The other common one is excitement to visitors into the home, your puppy is only reacting to you rushing to answer the door. If your puppy is excited at the prospect of you opening the door imagine what they are going to be like when you actually open it. Remain calm ask for a little distance and then open the door. Stick a note on your door, learner puppy please be patient!

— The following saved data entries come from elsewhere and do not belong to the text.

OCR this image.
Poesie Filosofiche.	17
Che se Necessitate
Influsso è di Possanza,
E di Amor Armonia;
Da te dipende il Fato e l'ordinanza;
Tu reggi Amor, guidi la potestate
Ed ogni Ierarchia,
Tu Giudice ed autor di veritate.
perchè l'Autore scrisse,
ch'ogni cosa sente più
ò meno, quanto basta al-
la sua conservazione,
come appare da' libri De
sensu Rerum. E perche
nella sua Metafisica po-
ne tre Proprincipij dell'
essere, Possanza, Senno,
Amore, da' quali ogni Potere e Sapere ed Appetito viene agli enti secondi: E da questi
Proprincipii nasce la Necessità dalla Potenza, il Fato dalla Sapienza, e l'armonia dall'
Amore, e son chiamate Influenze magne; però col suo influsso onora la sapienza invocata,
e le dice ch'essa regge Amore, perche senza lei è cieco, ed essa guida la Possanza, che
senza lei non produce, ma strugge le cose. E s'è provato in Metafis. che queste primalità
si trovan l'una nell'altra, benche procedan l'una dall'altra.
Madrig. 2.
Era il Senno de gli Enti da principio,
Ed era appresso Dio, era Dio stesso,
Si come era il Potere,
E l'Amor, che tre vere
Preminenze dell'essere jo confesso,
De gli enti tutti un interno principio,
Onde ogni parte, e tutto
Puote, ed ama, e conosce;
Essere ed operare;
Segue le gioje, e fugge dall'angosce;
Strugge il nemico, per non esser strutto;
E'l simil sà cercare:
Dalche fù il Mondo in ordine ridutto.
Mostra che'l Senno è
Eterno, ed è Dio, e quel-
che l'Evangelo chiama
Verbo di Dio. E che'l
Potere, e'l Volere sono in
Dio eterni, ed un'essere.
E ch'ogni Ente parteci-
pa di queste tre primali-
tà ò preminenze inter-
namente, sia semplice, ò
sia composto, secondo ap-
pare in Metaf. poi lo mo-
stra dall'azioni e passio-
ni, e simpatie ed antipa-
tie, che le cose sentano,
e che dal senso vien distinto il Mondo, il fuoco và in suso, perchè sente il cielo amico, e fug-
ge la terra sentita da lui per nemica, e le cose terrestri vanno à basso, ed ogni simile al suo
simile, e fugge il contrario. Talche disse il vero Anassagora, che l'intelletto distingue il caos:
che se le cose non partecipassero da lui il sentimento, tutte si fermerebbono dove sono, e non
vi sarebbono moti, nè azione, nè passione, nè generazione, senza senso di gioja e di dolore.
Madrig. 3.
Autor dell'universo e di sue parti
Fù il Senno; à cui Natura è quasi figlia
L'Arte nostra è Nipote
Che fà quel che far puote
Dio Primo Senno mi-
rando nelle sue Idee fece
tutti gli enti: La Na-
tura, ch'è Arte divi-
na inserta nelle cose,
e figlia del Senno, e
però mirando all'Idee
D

Get them used to loud bangs, traffic, vet waiting rooms, buses, trains, wheelie bins, children, old people, people in high vis vests etc. You SHOULD do this before vaccination, carry them though don’t let them walk. You more than likely have a three to four week wait before they are fully covered and by that time it’s probably too late!dylan

With my puppies it’s all about the social in the early days, short trips on a busy high street armed with kibble & liver….Kibble for average things like woman or parked cars and liver for harder things like buses, push chairs and children. This helps them build up good experiences with things. I put on the history channel whilst we play, there is always war documentaries on with plenty bangs, I have this down low at first and then build it up, if at any stage your puppy looks a little freaked then turn it down you’ve went to fast. This is firework preparation. I take them to the local school at home time, I let the kids come and say hi, I give the kids kibble to feed them so long as the puppy sits ,You should already be doing this by carrying them! I start with quiet kids and by the end of a week kids are screaming with excitement, stroking and enjoying giving the puppy a biscuit, I will add here however make sure that your puppy is COMFORTABLE with fuss, you don’t want to cause the opposite and make them frightened. I also sit at the bus station, train station, park benches, outside supermarkets, anywhere I think my dog may one day have to go. Armed with kibble, liver & peanut butter biscuits! Just sitting watching the world go by is an excellent training session in itself.

So get creative and get out there!!!